Самая главная его байка была про отца, которого ни он, ни остальные мальчишки никогда не видели. Отец его — действительно еврей, из хорошей парикмахерской семьи, женился на русской девушке — улыбчивой студентке медучилища Ларисе, родом из пригородного села. Привёл её жить на Старую улицу к своим родителям, но вскоре после свадьбы сел в тюрьму — ни много ни мало — на 15 лет: за пьяный грабёж и что-то там очень плохое ещё, подробности никто и не знал. И осталась Лариса жить с новорождённым Юркой у пожилого Якова-парикмахера и его жены в двух маленьких комнатах одноэтажного дореволюционного дома. А куда денешься? Так бы и прожила с ними все эти годы, если бы на деньги парикмахера не пристроили во дворе к глухой стене соседнего дома маленькую, но отдельную «хатынку» — кирпичный сарайчик с сенями и одной крошечной комнатёнкой, два с половиной на три метра, и не зарегистрировали этот домишко в райисполкоме, как настоящее жильё, чтобы газ туда можно было подвести для отопления. Так Стоцик и жил: целый день у дедушки с бабушкой, а вечером, когда мамка из больницы с дежурства придёт, — в этот домишко, спать. Удобства… они, в любом случае, были во дворе, разницы никакой.
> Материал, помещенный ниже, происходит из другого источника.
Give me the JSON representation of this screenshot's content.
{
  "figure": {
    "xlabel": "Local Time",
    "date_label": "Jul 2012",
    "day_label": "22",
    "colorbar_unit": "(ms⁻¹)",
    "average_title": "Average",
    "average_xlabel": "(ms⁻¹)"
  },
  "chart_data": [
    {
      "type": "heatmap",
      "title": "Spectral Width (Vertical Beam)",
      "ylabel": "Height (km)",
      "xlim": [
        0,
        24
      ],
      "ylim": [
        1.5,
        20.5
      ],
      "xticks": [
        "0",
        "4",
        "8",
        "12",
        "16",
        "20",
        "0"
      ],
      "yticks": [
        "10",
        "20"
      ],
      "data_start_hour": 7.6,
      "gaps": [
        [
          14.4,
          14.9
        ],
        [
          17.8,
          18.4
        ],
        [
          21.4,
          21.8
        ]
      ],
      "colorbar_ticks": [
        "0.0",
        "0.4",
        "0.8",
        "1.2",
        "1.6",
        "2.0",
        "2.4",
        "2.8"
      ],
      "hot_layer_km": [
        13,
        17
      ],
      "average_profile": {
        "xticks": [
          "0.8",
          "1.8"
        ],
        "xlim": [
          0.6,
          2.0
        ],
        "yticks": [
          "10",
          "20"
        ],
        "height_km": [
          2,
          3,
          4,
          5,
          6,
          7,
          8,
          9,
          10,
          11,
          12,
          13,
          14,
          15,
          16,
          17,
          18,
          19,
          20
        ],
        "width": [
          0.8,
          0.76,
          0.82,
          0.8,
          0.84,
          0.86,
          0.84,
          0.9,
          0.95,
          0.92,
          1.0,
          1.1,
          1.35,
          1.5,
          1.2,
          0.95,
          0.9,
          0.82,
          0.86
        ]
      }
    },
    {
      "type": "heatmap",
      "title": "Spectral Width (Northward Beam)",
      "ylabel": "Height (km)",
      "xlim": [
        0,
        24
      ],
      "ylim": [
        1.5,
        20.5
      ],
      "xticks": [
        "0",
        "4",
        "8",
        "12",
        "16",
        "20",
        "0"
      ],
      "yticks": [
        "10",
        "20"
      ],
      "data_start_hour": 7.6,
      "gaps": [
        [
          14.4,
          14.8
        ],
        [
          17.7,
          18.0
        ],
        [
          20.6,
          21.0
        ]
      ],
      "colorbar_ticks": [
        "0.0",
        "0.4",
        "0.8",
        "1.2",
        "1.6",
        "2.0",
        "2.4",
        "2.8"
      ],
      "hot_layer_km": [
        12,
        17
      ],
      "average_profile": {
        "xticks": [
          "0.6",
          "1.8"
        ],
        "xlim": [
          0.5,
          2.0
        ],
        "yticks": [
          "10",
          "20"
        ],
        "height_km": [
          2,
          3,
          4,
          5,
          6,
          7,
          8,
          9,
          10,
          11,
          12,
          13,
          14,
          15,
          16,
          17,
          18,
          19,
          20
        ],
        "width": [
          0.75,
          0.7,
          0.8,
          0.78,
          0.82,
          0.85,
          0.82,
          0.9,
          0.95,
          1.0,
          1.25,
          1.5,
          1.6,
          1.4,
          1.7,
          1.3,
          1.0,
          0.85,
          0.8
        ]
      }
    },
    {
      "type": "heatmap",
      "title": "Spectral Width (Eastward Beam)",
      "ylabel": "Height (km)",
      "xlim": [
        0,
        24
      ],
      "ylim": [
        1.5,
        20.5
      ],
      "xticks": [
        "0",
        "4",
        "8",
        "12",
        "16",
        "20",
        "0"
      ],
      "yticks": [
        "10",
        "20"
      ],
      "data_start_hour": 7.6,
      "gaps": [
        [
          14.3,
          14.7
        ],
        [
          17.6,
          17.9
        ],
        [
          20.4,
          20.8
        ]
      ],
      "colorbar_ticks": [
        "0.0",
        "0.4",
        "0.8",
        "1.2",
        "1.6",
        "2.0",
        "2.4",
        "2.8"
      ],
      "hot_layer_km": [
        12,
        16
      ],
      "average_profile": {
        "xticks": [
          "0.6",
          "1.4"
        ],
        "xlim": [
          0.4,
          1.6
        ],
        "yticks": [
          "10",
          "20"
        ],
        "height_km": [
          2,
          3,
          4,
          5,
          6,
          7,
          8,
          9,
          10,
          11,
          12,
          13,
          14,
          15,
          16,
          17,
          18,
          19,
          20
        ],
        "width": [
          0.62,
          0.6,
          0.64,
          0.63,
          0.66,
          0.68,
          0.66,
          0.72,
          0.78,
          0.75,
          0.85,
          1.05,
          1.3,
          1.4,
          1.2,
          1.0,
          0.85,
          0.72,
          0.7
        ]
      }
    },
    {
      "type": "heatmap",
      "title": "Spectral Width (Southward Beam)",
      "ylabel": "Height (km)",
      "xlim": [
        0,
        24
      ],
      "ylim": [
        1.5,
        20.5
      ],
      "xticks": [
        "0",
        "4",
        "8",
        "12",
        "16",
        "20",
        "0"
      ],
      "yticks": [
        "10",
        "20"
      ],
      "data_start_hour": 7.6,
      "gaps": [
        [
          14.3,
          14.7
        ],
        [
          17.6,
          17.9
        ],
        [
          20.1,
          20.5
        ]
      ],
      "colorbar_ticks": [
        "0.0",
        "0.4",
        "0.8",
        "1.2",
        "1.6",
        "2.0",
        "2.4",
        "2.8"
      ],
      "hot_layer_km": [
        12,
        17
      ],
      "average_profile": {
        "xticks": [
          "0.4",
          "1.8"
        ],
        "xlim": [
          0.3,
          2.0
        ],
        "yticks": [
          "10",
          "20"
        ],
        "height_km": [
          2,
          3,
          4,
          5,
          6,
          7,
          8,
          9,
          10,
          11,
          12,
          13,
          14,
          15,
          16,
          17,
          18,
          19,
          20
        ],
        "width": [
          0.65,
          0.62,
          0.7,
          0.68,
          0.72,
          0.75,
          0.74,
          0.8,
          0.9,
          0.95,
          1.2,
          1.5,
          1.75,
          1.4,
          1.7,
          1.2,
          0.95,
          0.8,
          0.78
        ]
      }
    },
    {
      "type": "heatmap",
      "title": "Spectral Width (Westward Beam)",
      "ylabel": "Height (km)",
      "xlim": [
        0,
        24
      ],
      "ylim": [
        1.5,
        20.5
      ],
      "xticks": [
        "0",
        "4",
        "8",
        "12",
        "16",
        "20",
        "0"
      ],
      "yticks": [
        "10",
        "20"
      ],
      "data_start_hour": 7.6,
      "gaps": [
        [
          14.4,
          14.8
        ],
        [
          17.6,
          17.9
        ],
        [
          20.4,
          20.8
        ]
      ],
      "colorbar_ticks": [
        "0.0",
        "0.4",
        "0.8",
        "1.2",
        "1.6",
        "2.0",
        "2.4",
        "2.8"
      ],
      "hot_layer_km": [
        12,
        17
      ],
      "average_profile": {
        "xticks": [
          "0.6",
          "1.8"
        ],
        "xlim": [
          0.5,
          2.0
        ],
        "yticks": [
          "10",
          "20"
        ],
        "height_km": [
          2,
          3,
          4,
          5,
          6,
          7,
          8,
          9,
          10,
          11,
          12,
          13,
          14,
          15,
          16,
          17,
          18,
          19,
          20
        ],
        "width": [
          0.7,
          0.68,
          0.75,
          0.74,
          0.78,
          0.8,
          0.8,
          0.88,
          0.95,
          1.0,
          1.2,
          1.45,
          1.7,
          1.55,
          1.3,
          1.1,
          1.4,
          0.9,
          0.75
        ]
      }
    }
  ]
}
В Стоцикиных же историях отец был кем-то вроде честного и благородного народного мстителя, ну как из «Неуловимых» или из «Парижских тайн» с Жаном Марэ, не хуже. И посадили отца не по делу, а подставили нехорошие друзья, и помнил Стоцик, якобы, отца именно таким вот прекрасным и благородным, и мама отца любила и ждала самозабвенно. А то, что Стоцик родился тогда, когда отец уже сидел под следствием на 1-ой Канатной улице, мальчишки подсчитать не могли, да и не хотели.
Короче, быть бы Стоцику вечным героем летних вечерних посиделок на длинной полуразломанной деревянной лавочке, врытой в землю перед двором дома номер 25, если бы не появился прямо в этом самом доме новый сосед — тонкокостный, длинноносый, сутулый очкарик Женька.
Он был ровесником Стоцика, играл на фортепиано, писал какие-то стихи и обладал ещё большим талантом к рассказыванию всяких историй. Что, в общем-то, и не удивительно вовсе, потому что семья у него была «интеллигентская», а книжек, питающих воображение, — полные шкафы. Мало того, Женькин отец, искусствовед, имел доступ к специальной литературе, той, например, что поступала в кинотеатры для рекламы, а такая информация была редкой, совсем скудной по тем временам. Бывал он на кинофестивалях и выставках в Москве и оттуда также привозил горы интересных красочных буклетов, не только для своих лекций, но и для Женьки. Получая же контрамарки в театры и в кино на премьеры, часто брал с собой сына. Так что человеку тринадцати лет, имеющему к тому же и хорошее воображение, придумывать для дворовых мальчишек ежедневную «просто потрясающую историю с продолжением», иногда прямо на ходу, не представляло особого труда.